Discussion in 'Biomechanics, Sports and Foot orthoses' started by scotfoot, Oct 3, 2020.

  1. scotfoot

    scotfoot Well-Known Member

  2. scotfoot

    scotfoot Well-Known Member

    One stand out for me from the imagers are the interosseus muscles . You get a real sense of how their mass might prevent the metatarsals from rubbing on the other structures which lie between said bones , causing irritation and inflammation .

    It raises the question of whether some neuromas , such as Morton's Neuroma ,might be effectively treated using strengthening and muscle mass building exercises . Indeed , Melinda has been successful in treating neuromas using exactly this approach .
     
  3. scotfoot

    scotfoot Well-Known Member

    Having looked around on the internet a bit , I can see that some authorities are recommending foot strengthening ( mass increase ) as a way of treating neuromas such as Morton's neuroma . In my opinion such exercises should focus on the toes remaining straight but flexing around the toe "knuckles " ( MTPJs ) , since this is the easiest way of strengthening the intrinsic muscles which have some toe flexor component .

    With regard to the intrinsics forming a collective muscle mass , the images produced by Smith and her colleagues help to illustrate how compression of the tissues that lie between the bony arch of the foot and the plantar fascia ,during weight acceptance , helps to dissipate harmful shear forces which might be generated during this phase of gait .
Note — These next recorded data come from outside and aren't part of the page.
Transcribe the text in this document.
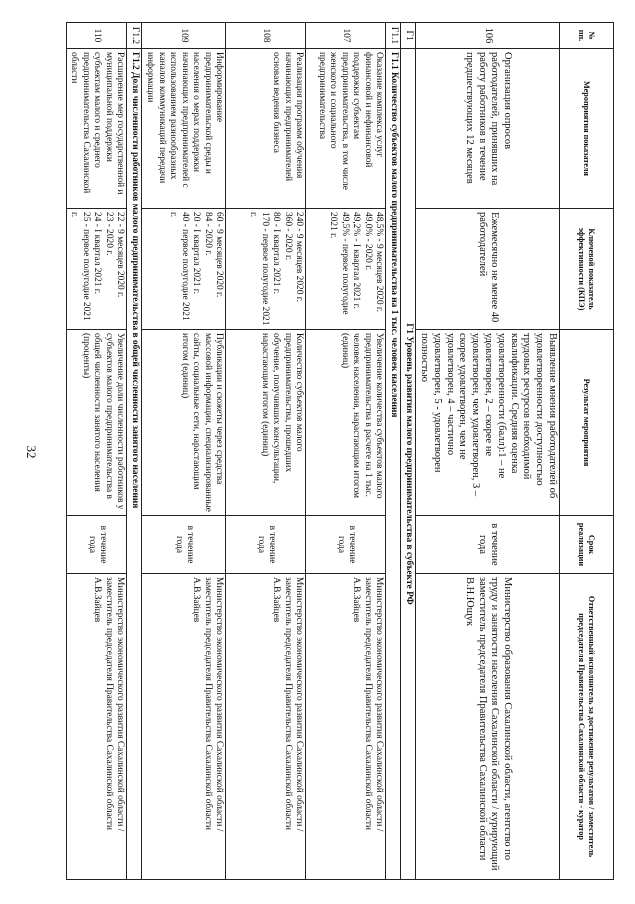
32
№ пп.	Мероприятия показателя	Ключевой показатель эффективности (КПЭ)	Результат мероприятия	Срок реализации	Ответственный исполнитель за достижение результатов / заместитель председателя Правительства Сахалинской области - куратор
106	Организация опросов работодателей, принявших на работу работников в течение предшествующих 12 месяцев	Ежемесячно не менее 40 работодателей	Выявление мнения работодателей об удовлетворенности доступностью трудовых ресурсов необходимой квалификации. Средняя оценка удовлетворенности (балл):1 – не удовлетворен, 2 – скорее не удовлетворен, чем удовлетворен, 3 – скорее удовлетворен, чем не удовлетворен, 4 – частично удовлетворен, 5 - удовлетворен полностью	в течение года	Министерство образования Сахалинской области, агентство по труду и занятости населения Сахалинской области / курирующий заместитель председателя Правительства Сахалинской области В.Н.Ющук
Г1	Г1 Уровень развития малого предпринимательства в субъекте РФ				
Г1.1	Г1.1 Количество субъектов малого предпринимательства на 1 тыс. человек населения				
107	Оказание комплекса услуг финансовой и нефинансовой поддержки субъектам предпринимательства, в том числе женского и социального предпринимательства	48,5% - 9 месяцев 2020 г.
49,0% - 2020 г.
49,2% - I квартал 2021 г.
49,5% - первое полугодие 2021 г.	Увеличение количества субъектов малого предпринимательства в расчете на 1 тыс. человек населения, нарастающим итогом (единиц)	в течение года	Министерство экономического развития Сахалинской области / заместитель председателя Правительства Сахалинской области А.В.Зайцев
108	Реализация программ обучения начинающих предпринимателей основам ведения бизнеса	240 - 9 месяцев 2020 г.
360 - 2020 г.
80 - I квартал 2021 г.
170 - первое полугодие 2021 г.	Количество субъектов малого предпринимательства, прошедших обучение, получивших консультации, нарастающим итогом (единиц)	в течение года	Министерство экономического развития Сахалинской области / заместитель председателя Правительства Сахалинской области А.В.Зайцев
109	Информирование предпринимательской среды и населения о мерах поддержки начинающих предпринимателей с использованием разнообразных каналов коммуникаций передачи информации	60 - 9 месяцев 2020 г.
84 - 2020 г.
20 - I квартал 2021 г.
40 - первое полугодие 2021 г.	Публикации и сюжеты через средства массовой информации, специализированные сайты, социальные сети, нарастающим итогом (единиц)	в течение года	Министерство экономического развития Сахалинской области / заместитель председателя Правительства Сахалинской области А.В.Зайцев
Г1.2	Г1.2 Доля численности работников малого предпринимательства в общей численности занятого населения				
110	Расширение мер государственной и муниципальной поддержки субъектам малого и среднего предпринимательства Сахалинской области	22 - 9 месяцев 2020 г.
23 - 2020 г.
24 - I квартал 2021 г.
25 - первое полугодие 2021 г.	Увеличение доли численности работников у субъектов малого предпринимательства в общей численности занятого населения (проценты)	в течение года	Министерство экономического развития Сахалинской области / заместитель председателя Правительства Сахалинской области А.В.Зайцев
    Thus we have two examples here of how the intrinsic musculature influences foot function just by its presence alone . Or put another way , the intrinsics can fulfil a role in the foot without much contractile activity at all .

    With regard to the contents of the second paragraph ,the existence of the plantar venous pump ,which does not function by necking down or primarily through muscle contraction , more or less proves the point .

    Note ; the PVP is active in the foot during weight acceptance and as the muscles are lengthening . A group of lengthening muscles will not expel blood from vessels which lie between them since the pressure on such vessels is decreasing . Lengthening muscles can expel blood and act as pumps if they have sinuses within .
     
  4. scotfoot

    scotfoot Well-Known Member

    It has been suggested in the literature that modern cushioned shoes cause people to run with a heel strike rather than a forefoot strike and that this happens because the cushioning makes heel striking more comfortable than it would otherwise be . But could there be another reason ?

    Consider that most modern running shoes have toe springs . Add in an upper that further splints the toes in place prior to and during weight acceptance and you have a situation where the initial windlass phase of gait is suppressed . If you then try and run with a forefoot strike , the plantar fascia will be loaded more rapidly than it would be if the initial windlass were functioning optimally ,and perhaps that leads to proprioceptive outputs causing a subconscious switch to a less demanding ( in terms of the plantar fascia ) heel strike .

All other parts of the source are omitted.